Julio exhaled a full measured breath. “The system forces hard-chargers like Jorgensen to lie, sir. Once he’d sent his written version to his CO, he had to stand by it, especially with Dooley present. What does it matter? I don’t want recognition. Neither do you.”
“Copy that. Just wanted the straight dope, not some fabricated bullshit.” A full growl came over the line.
“But what Jorgensen didn’t know, sir. What he had no way to report...” Julio swallowed hard at what he still had to tell Sullivan. “I took a chopper down before he arrived. The Matryoshka Dolls, sir. They came to detonate the missiles. Had a Lightweight Laser Designator Rangefinder. I saw it. You may want to check with your Air Force friends. See if they can pin down who or what country’s aircraft was in geosynchronous orbit over Brazil during the past twenty-four hours.”
Dead silence rang in Julio’s ear.
“I took out the pilot and brought the bird down,” he assured his boss. “All aboard were neutralized. Brazil is safe.”

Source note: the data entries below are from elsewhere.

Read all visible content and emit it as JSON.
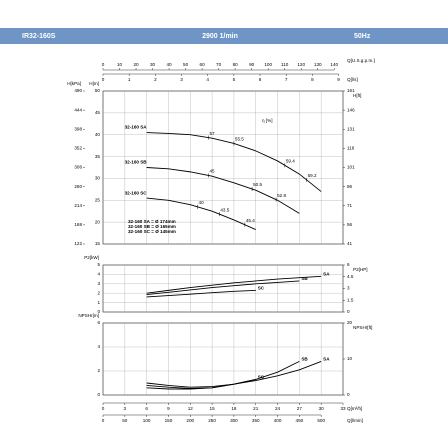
{
  "header": {
    "model": "IR32-160S",
    "speed": "2900 1/min",
    "frequency": "50Hz"
  },
  "chart_data": [
    {
      "type": "line",
      "ylabel": "H[m]",
      "ylim": [
        15,
        50
      ],
      "yticks": [
        15,
        20,
        25,
        30,
        35,
        40,
        45,
        50
      ],
      "y2label": "H[ft]",
      "y2lim": [
        41,
        161
      ],
      "y2ticks": [
        41,
        56,
        71,
        86,
        101,
        116,
        131,
        146,
        161
      ],
      "y3label": "H[kPa]",
      "y3lim": [
        122,
        490
      ],
      "y3ticks": [
        122,
        168,
        214,
        260,
        306,
        352,
        398,
        444,
        490
      ],
      "x2label": "Q[U.S.g.p.m.]",
      "x2lim": [
        0,
        145.3
      ],
      "x2ticks": [
        0,
        10,
        20,
        30,
        40,
        50,
        60,
        70,
        80,
        90,
        100,
        110,
        120,
        130,
        140
      ],
      "x3label": "Q[l/s]",
      "x3lim": [
        0,
        9.17
      ],
      "x3ticks": [
        0,
        1,
        2,
        3,
        4,
        5,
        6,
        7,
        8,
        9
      ],
      "annotation": "η [%]",
      "name_position": "start",
      "grid": true,
      "notes": [
        "32-160 SA = Ø 174mm",
        "32-160 SB = Ø 165mm",
        "32-160 SC = Ø 145mm"
      ],
      "x": [
        6,
        9,
        12,
        15,
        18,
        21,
        24,
        27,
        30
      ],
      "series": [
        {
          "name": "32-160 SA",
          "color": "#000000",
          "values": [
            40.5,
            40.3,
            40,
            39.2,
            38,
            36.3,
            34,
            31,
            27
          ],
          "efficiency_x": [
            14.5,
            18,
            25,
            28
          ],
          "efficiency": [
            57,
            55.5,
            59.4,
            59.2
          ]
        },
        {
          "name": "32-160 SB",
          "color": "#000000",
          "values": [
            32.5,
            32.2,
            31.5,
            30.5,
            29,
            27.3,
            25,
            22,
            null
          ],
          "efficiency_x": [
            14.5,
            20.5,
            23.8
          ],
          "efficiency": [
            45,
            50.5,
            52.8
          ]
        },
        {
          "name": "32-160 SC",
          "color": "#000000",
          "values": [
            25.5,
            25,
            24,
            22.5,
            20.5,
            18.3,
            null,
            null,
            null
          ],
          "efficiency_x": [
            13,
            16,
            19.5
          ],
          "efficiency": [
            40,
            43.5,
            45.4
          ]
        }
      ]
    },
    {
      "type": "line",
      "ylabel": "P2[kW]",
      "ylim": [
        0,
        5
      ],
      "yticks": [
        0,
        1,
        2,
        3,
        4,
        5
      ],
      "y2label": "P2[HP]",
      "y2lim": [
        0,
        6
      ],
      "y2ticks": [
        0,
        1.5,
        3,
        4.5,
        6
      ],
      "name_position": "end",
      "grid": true,
      "x": [
        6,
        9,
        12,
        15,
        18,
        21,
        24,
        27,
        30
      ],
      "series": [
        {
          "name": "SA",
          "color": "#000000",
          "values": [
            2.0,
            2.3,
            2.6,
            2.85,
            3.1,
            3.3,
            3.5,
            3.65,
            3.8
          ]
        },
        {
          "name": "SB",
          "color": "#000000",
          "values": [
            1.85,
            2.1,
            2.35,
            2.6,
            2.8,
            3.0,
            3.15,
            3.3,
            null
          ]
        },
        {
          "name": "SC",
          "color": "#000000",
          "values": [
            1.6,
            1.75,
            1.9,
            2.05,
            2.2,
            2.3,
            null,
            null,
            null
          ]
        }
      ]
    },
    {
      "type": "line",
      "ylabel": "NPSHr[m]",
      "ylim": [
        0,
        6
      ],
      "yticks": [
        0,
        2,
        4,
        6
      ],
      "y2label": "NPSHr[ft]",
      "y2lim": [
        0,
        20
      ],
      "y2ticks": [
        0,
        10,
        20
      ],
      "name_position": "end",
      "grid": true,
      "xlabel": "Q[m³/h]",
      "xlim": [
        0,
        33
      ],
      "xticks": [
        0,
        3,
        6,
        9,
        12,
        15,
        18,
        21,
        24,
        27,
        30,
        33
      ],
      "x2label": "Q[l/min]",
      "x2lim": [
        0,
        550
      ],
      "x2ticks": [
        0,
        50,
        100,
        150,
        200,
        250,
        300,
        350,
        400,
        450,
        500
      ],
      "x": [
        6,
        9,
        12,
        15,
        18,
        21,
        24,
        27,
        30
      ],
      "series": [
        {
          "name": "SA",
          "color": "#000000",
          "values": [
            1.0,
            0.8,
            0.65,
            0.7,
            0.9,
            1.2,
            1.6,
            2.1,
            2.8
          ]
        },
        {
          "name": "SB",
          "color": "#000000",
          "values": [
            0.8,
            0.65,
            0.55,
            0.6,
            0.9,
            1.3,
            1.9,
            2.8,
            null
          ]
        },
        {
          "name": "SC",
          "color": "#000000",
          "values": [
            0.6,
            0.5,
            0.5,
            0.6,
            0.9,
            1.3,
            null,
            null,
            null
          ]
        }
      ]
    }
  ]
}
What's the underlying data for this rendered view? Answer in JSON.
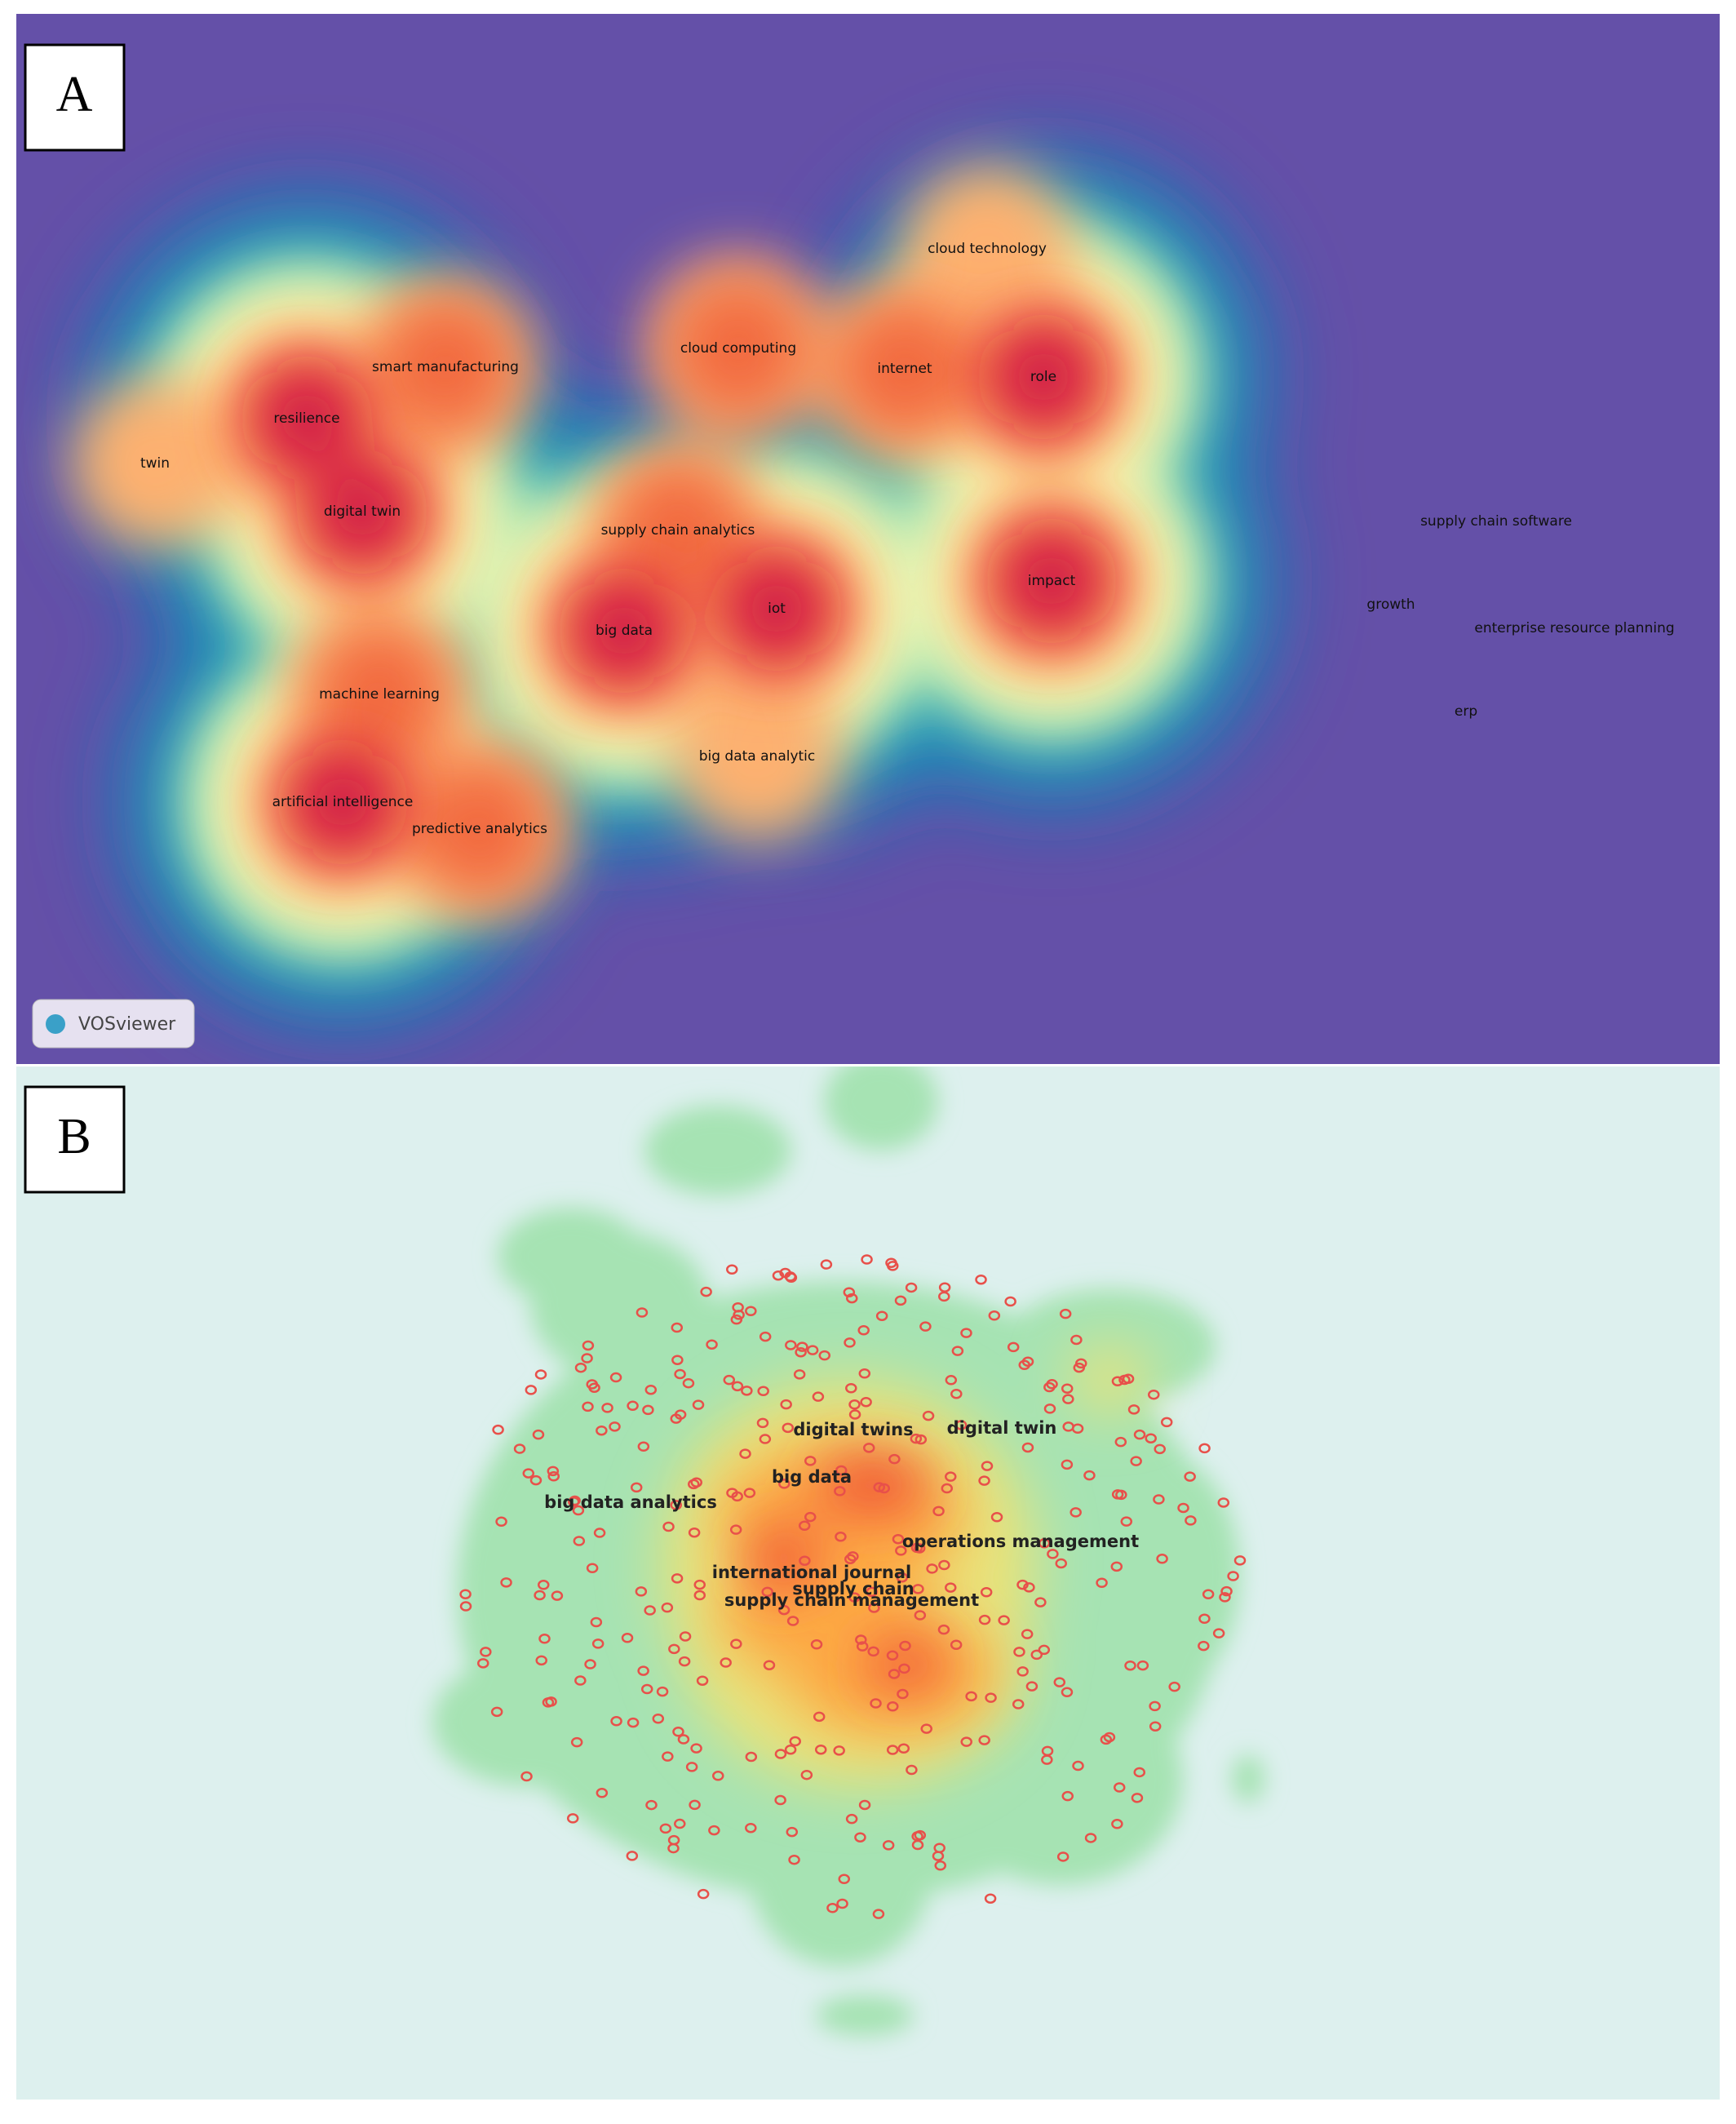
{
  "panels": [
    {
      "label": "A",
      "badge": "VOSviewer",
      "terms": [
        "twin",
        "resilience",
        "smart manufacturing",
        "digital twin",
        "cloud computing",
        "internet",
        "role",
        "cloud technology",
        "supply chain analytics",
        "big data",
        "iot",
        "impact",
        "machine learning",
        "artificial intelligence",
        "predictive analytics",
        "big data analytic",
        "supply chain software",
        "growth",
        "enterprise resource planning",
        "erp"
      ]
    },
    {
      "label": "B",
      "terms": [
        "digital twins",
        "digital twin",
        "big data",
        "big data analytics",
        "operations management",
        "international journal",
        "supply chain",
        "supply chain management"
      ]
    }
  ]
}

“Holy sssssshit!” Sullivan hissed. “Sec Def needs to know this.”
Julio nodded, though his boss couldn’t see him. The Matryoshka Dolls were not to be underestimated. They’d successfully infiltrated and robbed Bern, Switzerland’s famed electronic banking system, Suisse One. They’d gotten away with billions, then spat in the elite establishment’s face by robbing actual francs from inside Suisse One’s allegedly, one-hundred percent, secure vault.
Had to have been an inside job. But which one of the Dolls was brazen enough to accomplish the actual theft? Who was the mastermind behind the intricately coordinated plan that allowed, not only a daytime break-in, but the highly publicized robbery? To this day, no one knew who’d duped Suisse One, or who’d leaked the story of their supreme banking failure to the world’s major media outlets. That the Dolls were now involved in black market treasures like plutonium, spelled a world of hurt, not only for Brazil, but for every civilized country on earth.
“So... Meg, huh? She as good at keeping her mouth shut as you are?” Sullivan drawled.
“She knows this matter is classified, eyes-only, yes, sir.”